At a meeting with aid donors last month, government officials said they were committed to fighting corruption and held out the possibility that the law could be brought before the Assembly before the legislature went into recess before the July national election.
Om Yentieng, head of an anti-corruption unit established at the Council of Ministers in 2006, said Wednesday the government would accept the petition.
“We will not reject it,” he said, adding that officials were not dragging their feet on the anti-corruption law.
“We are running. We are not sleeping,” he said.
Hy Sophea, secretary of state at the Justice Ministry, said a draft of the long-awaited law has been forwarded to the Ministry of National Assembly and Senate Relations and Inspection, where officials could not be reached for comment Wednesday.

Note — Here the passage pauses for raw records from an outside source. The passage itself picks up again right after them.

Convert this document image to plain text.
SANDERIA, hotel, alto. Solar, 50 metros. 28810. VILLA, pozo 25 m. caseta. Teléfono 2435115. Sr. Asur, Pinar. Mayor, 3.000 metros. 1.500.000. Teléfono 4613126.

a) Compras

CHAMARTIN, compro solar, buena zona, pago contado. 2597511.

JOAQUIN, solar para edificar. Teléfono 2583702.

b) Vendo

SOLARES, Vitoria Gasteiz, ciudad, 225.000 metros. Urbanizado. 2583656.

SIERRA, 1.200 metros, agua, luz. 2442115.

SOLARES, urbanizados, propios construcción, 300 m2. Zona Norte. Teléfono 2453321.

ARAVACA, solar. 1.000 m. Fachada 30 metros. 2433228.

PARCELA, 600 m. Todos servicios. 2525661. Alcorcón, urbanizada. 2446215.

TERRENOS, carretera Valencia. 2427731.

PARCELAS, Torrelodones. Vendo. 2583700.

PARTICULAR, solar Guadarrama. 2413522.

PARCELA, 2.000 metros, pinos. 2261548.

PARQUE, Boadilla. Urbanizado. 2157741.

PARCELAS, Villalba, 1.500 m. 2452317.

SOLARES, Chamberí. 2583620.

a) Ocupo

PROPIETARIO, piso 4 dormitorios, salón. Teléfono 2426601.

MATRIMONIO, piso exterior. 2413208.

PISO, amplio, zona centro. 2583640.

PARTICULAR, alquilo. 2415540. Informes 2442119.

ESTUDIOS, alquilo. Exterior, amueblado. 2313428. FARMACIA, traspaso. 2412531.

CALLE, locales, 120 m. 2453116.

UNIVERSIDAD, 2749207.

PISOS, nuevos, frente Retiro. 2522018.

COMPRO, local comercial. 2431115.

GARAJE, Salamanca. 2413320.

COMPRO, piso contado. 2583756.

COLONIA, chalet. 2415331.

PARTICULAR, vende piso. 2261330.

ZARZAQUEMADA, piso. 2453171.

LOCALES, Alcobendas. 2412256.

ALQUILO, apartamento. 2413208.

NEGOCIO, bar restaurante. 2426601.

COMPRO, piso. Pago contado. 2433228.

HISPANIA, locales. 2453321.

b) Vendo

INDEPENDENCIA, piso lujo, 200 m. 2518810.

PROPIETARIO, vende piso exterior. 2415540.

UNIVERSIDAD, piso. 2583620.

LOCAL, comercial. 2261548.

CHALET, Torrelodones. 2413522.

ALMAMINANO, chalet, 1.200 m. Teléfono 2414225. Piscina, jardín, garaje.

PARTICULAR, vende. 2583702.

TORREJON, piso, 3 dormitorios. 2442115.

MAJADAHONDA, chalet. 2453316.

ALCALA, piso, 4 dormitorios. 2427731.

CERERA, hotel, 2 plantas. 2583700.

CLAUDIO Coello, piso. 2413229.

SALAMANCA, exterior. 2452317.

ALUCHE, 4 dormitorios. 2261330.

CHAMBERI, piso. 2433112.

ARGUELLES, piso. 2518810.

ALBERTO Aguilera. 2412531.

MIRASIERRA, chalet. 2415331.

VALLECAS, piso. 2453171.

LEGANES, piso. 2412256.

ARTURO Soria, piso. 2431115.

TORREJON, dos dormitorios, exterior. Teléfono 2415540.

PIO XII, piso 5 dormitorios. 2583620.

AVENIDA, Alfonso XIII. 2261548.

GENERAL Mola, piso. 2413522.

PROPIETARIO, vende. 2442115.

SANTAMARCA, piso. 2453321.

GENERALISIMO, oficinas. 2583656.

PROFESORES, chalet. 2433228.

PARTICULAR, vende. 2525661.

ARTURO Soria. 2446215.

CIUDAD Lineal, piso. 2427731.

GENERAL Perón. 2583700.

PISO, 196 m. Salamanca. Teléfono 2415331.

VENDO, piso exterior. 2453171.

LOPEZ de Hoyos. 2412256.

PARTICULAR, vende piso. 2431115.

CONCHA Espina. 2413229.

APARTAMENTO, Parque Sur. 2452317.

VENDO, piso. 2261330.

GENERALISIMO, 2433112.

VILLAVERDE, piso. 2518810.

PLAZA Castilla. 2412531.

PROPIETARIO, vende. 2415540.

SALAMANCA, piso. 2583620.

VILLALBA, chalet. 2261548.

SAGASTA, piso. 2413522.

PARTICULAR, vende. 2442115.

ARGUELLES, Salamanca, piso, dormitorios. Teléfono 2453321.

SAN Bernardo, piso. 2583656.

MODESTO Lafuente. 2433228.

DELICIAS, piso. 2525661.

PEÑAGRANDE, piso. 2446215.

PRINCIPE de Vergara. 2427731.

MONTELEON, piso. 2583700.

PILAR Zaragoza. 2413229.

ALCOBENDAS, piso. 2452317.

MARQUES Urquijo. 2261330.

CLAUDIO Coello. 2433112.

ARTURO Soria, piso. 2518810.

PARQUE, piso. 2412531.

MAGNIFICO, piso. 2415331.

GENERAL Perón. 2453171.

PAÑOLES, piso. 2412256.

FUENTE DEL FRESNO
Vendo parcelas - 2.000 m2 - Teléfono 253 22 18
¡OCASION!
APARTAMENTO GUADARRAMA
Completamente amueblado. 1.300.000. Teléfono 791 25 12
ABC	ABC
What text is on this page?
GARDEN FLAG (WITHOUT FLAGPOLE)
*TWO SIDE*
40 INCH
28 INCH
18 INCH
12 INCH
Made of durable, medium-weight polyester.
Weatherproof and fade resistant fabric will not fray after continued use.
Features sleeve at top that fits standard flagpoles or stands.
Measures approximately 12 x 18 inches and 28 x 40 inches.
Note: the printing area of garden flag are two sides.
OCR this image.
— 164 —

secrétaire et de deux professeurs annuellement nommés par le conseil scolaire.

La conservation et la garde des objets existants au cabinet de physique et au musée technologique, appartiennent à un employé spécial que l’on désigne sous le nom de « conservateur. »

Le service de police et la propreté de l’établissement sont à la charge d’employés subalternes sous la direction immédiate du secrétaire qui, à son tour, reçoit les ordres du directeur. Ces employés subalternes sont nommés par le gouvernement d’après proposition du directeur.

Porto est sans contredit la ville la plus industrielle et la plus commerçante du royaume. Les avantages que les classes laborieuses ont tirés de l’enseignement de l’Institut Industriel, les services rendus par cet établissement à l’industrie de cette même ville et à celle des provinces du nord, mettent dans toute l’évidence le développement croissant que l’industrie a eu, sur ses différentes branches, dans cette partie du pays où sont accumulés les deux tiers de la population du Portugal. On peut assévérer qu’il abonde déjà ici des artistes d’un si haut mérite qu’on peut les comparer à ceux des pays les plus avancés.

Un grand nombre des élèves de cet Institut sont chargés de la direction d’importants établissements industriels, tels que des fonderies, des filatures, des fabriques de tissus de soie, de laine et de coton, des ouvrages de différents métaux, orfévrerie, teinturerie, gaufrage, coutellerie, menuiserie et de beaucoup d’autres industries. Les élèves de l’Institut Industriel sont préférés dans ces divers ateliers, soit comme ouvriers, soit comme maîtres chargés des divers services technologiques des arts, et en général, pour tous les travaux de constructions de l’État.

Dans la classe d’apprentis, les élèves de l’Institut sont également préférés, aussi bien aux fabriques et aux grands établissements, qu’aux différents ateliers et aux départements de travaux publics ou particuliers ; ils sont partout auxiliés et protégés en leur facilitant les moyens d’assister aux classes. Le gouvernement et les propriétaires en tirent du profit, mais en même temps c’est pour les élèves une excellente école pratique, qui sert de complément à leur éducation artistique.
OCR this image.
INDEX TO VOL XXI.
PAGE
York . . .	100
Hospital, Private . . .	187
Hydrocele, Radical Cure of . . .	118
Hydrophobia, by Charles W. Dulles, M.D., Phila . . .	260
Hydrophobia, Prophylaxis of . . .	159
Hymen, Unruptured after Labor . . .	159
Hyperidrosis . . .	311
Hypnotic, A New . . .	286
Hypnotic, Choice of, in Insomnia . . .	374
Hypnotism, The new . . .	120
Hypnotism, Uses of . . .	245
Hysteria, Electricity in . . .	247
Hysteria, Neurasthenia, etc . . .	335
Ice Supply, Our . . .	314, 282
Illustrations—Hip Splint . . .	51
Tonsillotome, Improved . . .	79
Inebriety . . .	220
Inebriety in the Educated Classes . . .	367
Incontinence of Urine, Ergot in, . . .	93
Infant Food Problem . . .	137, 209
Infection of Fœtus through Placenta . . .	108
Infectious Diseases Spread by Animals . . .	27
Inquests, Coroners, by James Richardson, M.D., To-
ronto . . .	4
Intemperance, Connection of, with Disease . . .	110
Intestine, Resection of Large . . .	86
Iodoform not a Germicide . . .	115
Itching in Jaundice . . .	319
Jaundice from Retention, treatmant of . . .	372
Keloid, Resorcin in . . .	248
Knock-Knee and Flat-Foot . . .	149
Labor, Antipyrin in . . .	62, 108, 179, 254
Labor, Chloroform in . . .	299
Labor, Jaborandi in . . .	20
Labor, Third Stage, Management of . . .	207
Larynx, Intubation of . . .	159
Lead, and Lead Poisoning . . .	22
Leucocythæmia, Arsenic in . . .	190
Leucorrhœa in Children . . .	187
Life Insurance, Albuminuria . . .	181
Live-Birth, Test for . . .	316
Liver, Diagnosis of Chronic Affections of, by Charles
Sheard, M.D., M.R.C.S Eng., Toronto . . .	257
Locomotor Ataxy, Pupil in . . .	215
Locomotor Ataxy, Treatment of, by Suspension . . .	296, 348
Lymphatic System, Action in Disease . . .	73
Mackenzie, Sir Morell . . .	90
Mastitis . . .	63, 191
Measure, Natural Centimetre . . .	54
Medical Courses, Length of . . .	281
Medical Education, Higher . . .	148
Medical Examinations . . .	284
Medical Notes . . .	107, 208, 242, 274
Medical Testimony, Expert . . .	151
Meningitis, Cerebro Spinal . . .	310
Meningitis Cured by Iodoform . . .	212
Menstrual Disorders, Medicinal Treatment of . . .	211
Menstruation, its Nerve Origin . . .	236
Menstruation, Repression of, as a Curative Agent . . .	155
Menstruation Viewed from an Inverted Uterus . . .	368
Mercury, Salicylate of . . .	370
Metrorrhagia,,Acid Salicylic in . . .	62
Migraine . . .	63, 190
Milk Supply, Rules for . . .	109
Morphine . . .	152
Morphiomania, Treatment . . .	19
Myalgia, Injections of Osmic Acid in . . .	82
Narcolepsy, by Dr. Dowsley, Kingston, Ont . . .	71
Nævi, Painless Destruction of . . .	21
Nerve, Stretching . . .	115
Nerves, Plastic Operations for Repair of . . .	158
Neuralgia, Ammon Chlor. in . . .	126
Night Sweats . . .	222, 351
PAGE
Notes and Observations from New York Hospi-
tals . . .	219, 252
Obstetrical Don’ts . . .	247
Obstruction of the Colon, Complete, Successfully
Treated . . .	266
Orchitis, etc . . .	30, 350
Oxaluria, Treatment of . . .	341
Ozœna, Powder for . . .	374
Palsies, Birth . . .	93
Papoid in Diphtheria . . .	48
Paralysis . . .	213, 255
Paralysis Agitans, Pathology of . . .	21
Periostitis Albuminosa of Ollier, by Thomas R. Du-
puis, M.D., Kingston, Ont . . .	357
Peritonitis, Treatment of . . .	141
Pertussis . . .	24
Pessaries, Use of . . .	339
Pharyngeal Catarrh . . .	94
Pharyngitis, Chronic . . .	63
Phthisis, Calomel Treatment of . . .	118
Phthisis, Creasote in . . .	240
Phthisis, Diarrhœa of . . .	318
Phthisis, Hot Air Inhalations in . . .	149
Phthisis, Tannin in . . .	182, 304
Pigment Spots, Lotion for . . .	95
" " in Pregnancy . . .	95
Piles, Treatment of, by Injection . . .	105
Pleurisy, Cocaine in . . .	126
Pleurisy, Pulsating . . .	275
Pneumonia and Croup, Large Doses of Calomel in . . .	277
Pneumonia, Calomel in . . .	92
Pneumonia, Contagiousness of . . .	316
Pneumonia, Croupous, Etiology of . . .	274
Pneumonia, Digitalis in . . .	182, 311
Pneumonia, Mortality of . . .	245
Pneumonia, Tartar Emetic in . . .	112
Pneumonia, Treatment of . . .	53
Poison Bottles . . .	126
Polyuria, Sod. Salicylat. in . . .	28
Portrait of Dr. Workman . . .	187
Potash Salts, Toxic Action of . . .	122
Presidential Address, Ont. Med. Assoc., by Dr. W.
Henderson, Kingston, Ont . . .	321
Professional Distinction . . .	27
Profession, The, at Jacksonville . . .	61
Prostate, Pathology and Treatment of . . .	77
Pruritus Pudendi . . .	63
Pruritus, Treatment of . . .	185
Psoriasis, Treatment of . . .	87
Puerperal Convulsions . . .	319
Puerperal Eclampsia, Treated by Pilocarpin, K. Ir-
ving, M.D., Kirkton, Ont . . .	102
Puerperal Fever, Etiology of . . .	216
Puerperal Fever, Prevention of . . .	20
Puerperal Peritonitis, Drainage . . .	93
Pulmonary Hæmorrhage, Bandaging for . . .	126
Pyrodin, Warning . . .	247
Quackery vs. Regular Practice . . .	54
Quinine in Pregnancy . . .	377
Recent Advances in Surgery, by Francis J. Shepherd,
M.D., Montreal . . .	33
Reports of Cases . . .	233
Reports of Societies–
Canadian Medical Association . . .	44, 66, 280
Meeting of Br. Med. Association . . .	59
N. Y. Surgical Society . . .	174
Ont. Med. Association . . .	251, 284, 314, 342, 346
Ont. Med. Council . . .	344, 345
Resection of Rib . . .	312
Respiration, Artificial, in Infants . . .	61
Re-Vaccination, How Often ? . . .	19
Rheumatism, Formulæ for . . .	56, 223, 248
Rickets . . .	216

Though first drafted in 1994, and made a donor benchmark in 2002, the draft anti-corruption law cannot be enacted until a draft penal code has first been adopted, Cambodian officials have claimed in recent years.
The draft penal code was reportedly completed by the Council of Ministers in December.
Sek Barisoth, director of the anti-corruption program at the NGO Pact Cambodia, said Wednesday he was skeptical about official explanations of the delay in enacting the law. Laws on military service and monogamy had been enacted before the adoption of the penal code, he said.
“The anti-corruption law could also be a law if they really wanted to do it,” he said. “The problems of corruption, everyone knows, affect society, particularly the poor and the weak.”
CPP Assembly Deputy President Nguon Nhel said Wednesday that lawmakers could meet during their vacations to discuss the law if the government requested it.
“To think that the government doesn’t have the will is not correct,” he said. “The law requires serious research, because it is an important law,” he said, adding that it would likely be enacted during the next government mandate.